Dissatisfied, Bruch sent the manuscript to the great virtuoso Joseph Joachim
for his comments. Joachim replied with a detailed list of proposals for the
work’s improvement (some of which were taken up) to which Bruch
responded with a list of diffident queries and suggestions.
He later forbade the publication of this last letter fearing that it would make
him seem too dependent on Joachim for the composition. Still insecure about
his work, Bruch then sent the score to his conductor friend Hermann Levi and
the composer and violinist Ferdinand David for their comments (David had
advised Mendelssohn on his Violin Concerto in E minor two decades earlier
and had given its first performance).
At last, having been rewritten, in Bruch’s words, “at least half a dozen times”,
the concerto was completed to his satisfaction and given its first performance
in its final and definitive version on January 7, 1868 in Bremen with Karl
Reinthaler as conductor and Joachim as soloist.
La ópera del compositor Die Loreley ya se había producido, al igual que sus
primeras obras corales significativas, cuando el compositor de 26 años
comenzó a trabajar en el concierto en el verano de 1864.

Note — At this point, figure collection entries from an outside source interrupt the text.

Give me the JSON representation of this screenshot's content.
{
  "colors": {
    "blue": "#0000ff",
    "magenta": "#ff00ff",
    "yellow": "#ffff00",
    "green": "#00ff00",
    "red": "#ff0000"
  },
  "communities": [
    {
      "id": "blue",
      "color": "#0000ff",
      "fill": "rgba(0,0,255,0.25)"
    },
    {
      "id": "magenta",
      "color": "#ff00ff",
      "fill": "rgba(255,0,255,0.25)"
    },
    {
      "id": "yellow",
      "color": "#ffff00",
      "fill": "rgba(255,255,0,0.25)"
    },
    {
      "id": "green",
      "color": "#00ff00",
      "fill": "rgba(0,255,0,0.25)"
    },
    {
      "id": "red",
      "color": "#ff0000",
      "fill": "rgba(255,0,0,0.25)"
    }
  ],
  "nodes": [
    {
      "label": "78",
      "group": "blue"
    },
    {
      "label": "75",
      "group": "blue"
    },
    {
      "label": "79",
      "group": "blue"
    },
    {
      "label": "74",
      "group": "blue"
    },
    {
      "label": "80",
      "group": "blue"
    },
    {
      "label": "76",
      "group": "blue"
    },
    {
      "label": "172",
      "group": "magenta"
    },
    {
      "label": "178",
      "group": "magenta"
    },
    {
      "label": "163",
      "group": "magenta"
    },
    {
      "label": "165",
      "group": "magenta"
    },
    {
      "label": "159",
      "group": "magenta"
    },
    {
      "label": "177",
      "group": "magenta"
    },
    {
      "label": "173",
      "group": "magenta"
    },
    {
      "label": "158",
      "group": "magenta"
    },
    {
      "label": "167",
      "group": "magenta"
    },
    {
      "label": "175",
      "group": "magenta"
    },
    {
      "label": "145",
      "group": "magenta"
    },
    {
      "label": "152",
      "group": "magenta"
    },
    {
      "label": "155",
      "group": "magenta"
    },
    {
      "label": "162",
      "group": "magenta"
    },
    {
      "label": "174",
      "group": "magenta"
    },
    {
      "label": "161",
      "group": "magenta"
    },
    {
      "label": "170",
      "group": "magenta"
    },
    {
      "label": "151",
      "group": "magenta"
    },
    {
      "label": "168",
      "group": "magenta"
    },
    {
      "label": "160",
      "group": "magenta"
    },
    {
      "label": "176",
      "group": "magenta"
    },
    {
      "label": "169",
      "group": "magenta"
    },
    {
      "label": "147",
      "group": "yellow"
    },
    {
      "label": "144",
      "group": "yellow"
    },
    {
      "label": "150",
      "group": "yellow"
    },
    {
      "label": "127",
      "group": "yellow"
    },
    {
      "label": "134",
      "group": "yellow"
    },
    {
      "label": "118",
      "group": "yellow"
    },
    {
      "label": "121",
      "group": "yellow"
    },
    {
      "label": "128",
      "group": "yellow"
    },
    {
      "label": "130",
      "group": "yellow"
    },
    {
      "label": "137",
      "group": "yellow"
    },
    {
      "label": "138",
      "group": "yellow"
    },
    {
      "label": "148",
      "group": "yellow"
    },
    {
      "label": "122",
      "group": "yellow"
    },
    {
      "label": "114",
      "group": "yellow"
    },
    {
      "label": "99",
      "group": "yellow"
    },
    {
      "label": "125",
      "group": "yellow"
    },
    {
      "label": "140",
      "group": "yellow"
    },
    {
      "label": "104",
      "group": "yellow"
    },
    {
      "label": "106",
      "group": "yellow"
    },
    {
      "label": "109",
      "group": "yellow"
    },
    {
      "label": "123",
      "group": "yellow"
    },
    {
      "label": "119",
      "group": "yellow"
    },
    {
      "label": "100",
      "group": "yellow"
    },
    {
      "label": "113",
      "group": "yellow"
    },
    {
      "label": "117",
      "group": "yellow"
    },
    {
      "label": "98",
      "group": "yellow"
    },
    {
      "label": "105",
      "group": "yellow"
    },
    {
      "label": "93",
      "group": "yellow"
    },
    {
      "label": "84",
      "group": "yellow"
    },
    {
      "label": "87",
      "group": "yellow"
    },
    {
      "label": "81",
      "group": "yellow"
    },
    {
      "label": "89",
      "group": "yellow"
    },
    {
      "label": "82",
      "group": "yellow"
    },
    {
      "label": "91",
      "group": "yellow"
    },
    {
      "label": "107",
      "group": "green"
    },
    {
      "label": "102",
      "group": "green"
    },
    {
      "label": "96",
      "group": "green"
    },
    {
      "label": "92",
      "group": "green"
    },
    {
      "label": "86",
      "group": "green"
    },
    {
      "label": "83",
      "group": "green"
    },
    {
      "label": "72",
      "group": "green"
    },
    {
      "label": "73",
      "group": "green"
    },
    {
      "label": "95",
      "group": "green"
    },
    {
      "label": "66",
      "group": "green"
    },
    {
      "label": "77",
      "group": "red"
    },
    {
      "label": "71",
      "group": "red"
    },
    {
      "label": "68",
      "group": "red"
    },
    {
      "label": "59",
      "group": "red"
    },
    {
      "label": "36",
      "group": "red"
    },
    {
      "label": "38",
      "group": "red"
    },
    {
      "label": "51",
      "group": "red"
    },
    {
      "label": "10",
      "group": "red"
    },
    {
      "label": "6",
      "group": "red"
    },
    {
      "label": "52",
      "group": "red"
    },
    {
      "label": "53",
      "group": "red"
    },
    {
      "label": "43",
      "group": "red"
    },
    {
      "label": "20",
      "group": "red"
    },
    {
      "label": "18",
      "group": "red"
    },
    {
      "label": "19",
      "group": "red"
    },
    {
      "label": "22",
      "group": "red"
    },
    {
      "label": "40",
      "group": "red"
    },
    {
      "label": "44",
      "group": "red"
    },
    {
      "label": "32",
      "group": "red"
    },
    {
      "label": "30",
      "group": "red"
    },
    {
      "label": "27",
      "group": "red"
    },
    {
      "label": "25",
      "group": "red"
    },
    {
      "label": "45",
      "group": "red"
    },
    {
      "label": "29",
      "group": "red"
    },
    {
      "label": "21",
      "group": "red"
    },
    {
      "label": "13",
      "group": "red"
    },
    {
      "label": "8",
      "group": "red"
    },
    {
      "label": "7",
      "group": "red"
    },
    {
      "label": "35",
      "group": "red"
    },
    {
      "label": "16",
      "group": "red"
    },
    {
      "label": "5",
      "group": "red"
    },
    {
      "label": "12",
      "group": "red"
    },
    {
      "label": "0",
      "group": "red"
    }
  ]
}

Más tarde prohibió la publicación de esta última carta por temor a que
pareciera demasiado dependiente de Joachim para la composición. Todavía
inseguro sobre su trabajo, Bruch luego envió la partitura a su amigo director
Hermann Levi y al compositor y violinista Ferdinand David por sus
comentarios (David había aconsejado a Mendelssohn sobre su Concierto para
violín en mi menor dos décadas antes y había dado su primera actuación).